My disappointment was acute. ‘Shall we have a walk in the forest?’ suggested my boyfriend, with a note of desperation creeping in. Off we trudged. The scorched earth was red and dusty. Cork trees are not famed for leafy foliage. It mirrored my mood which was now apocalyptic. Then we got lost. We hadn’t brought pebbles like Hansel and Gretel and even my boyfriend’s usually good sense of direction failed him. ‘Is that a fence?’ I said. It was. A barbed wire fence, to be precise, but we’d been in this bastard forest for two hours and I’d had enough. I was astride the fence, when I heard barking and two angry mongrels bounded towards us, snarling. I jumped back into the forest smartish and didn’t notice the gash on my hand until later.
Dinner that night was a subdued affair. In the absence of a menu they plonked down two bowls of tomato soup with fried eggs floating on top. There is nothing that my boyfriend despised more than eggs, but he valiantly slurped up some of the soup around it and ate the bread. He was still trying to rescue the moment.
‘The courtyard’s nice, isn’t it?’ he said. I conceded that it was, indeed, romantic.
‘It would be nice to get married,’ he went on. ‘Not here, obviously, but somewhere like this, only you know, better.’
‘Hmmph,’ I said. He looked sadly down at his soup.
We returned to Lisbon two days early where it was hot and busy and I was still pissed off. Then the day after we came home our cat ran out in the road and had to have her tail amputated. ‘This summer’s been a blast,’ I lamented. However, we were still talking and even managing to have the odd laugh. At the end of August we went to look at a house that was for sale near where we lived. Then we went to St George’s Market for a sausage sandwich. ‘Here,’ I said. ‘Do you reckon if we’re looking at buying a house we might get married one day?
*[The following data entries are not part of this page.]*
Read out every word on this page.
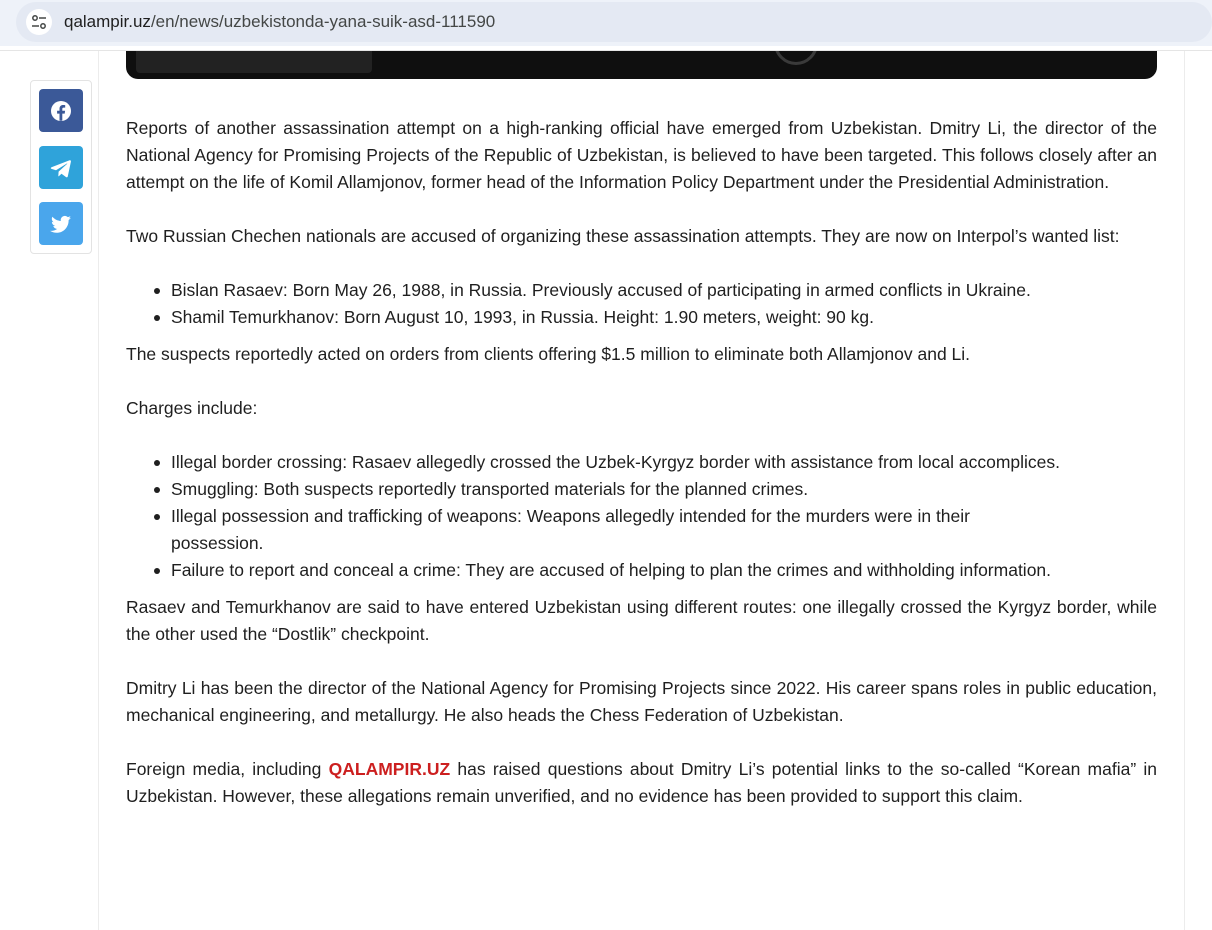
qalampir.uz/en/news/uzbekistonda-yana-suik-asd-111590

Reports of another assassination attempt on a high-ranking official have emerged from Uzbekistan. Dmitry Li, the director of the National Agency for Promising Projects of the Republic of Uzbekistan, is believed to have been targeted. This follows closely after an attempt on the life of Komil Allamjonov, former head of the Information Policy Department under the Presidential Administration.

Two Russian Chechen nationals are accused of organizing these assassination attempts. They are now on Interpol’s wanted list:

Bislan Rasaev: Born May 26, 1988, in Russia. Previously accused of participating in armed conflicts in Ukraine.
Shamil Temurkhanov: Born August 10, 1993, in Russia. Height: 1.90 meters, weight: 90 kg.

The suspects reportedly acted on orders from clients offering $1.5 million to eliminate both Allamjonov and Li.

Charges include:

Illegal border crossing: Rasaev allegedly crossed the Uzbek-Kyrgyz border with assistance from local accomplices.
Smuggling: Both suspects reportedly transported materials for the planned crimes.
Illegal possession and trafficking of weapons: Weapons allegedly intended for the murders were in their possession.
Failure to report and conceal a crime: They are accused of helping to plan the crimes and withholding information.

Rasaev and Temurkhanov are said to have entered Uzbekistan using different routes: one illegally crossed the Kyrgyz border, while the other used the “Dostlik” checkpoint.

Dmitry Li has been the director of the National Agency for Promising Projects since 2022. His career spans roles in public education, mechanical engineering, and metallurgy. He also heads the Chess Federation of Uzbekistan.

Foreign media, including QALAMPIR.UZ has raised questions about Dmitry Li’s potential links to the so-called “Korean mafia” in Uzbekistan. However, these allegations remain unverified, and no evidence has been provided to support this claim.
‘Yea totally,’ said Stevey.
‘Should we look at a few rings then?’ I said. (I wasn’t planning this by the way. I was wearing my running shorts and trainers.)
‘Sure,’ he said.
We trotted into a jewellers 15 minutes later I came out with a very shiny diamond ring. It went really well with my shorts.
‘Fancy Portugal for the honeymoon?’ he joked.
‘Why not,’ I said. As long as it’s with you.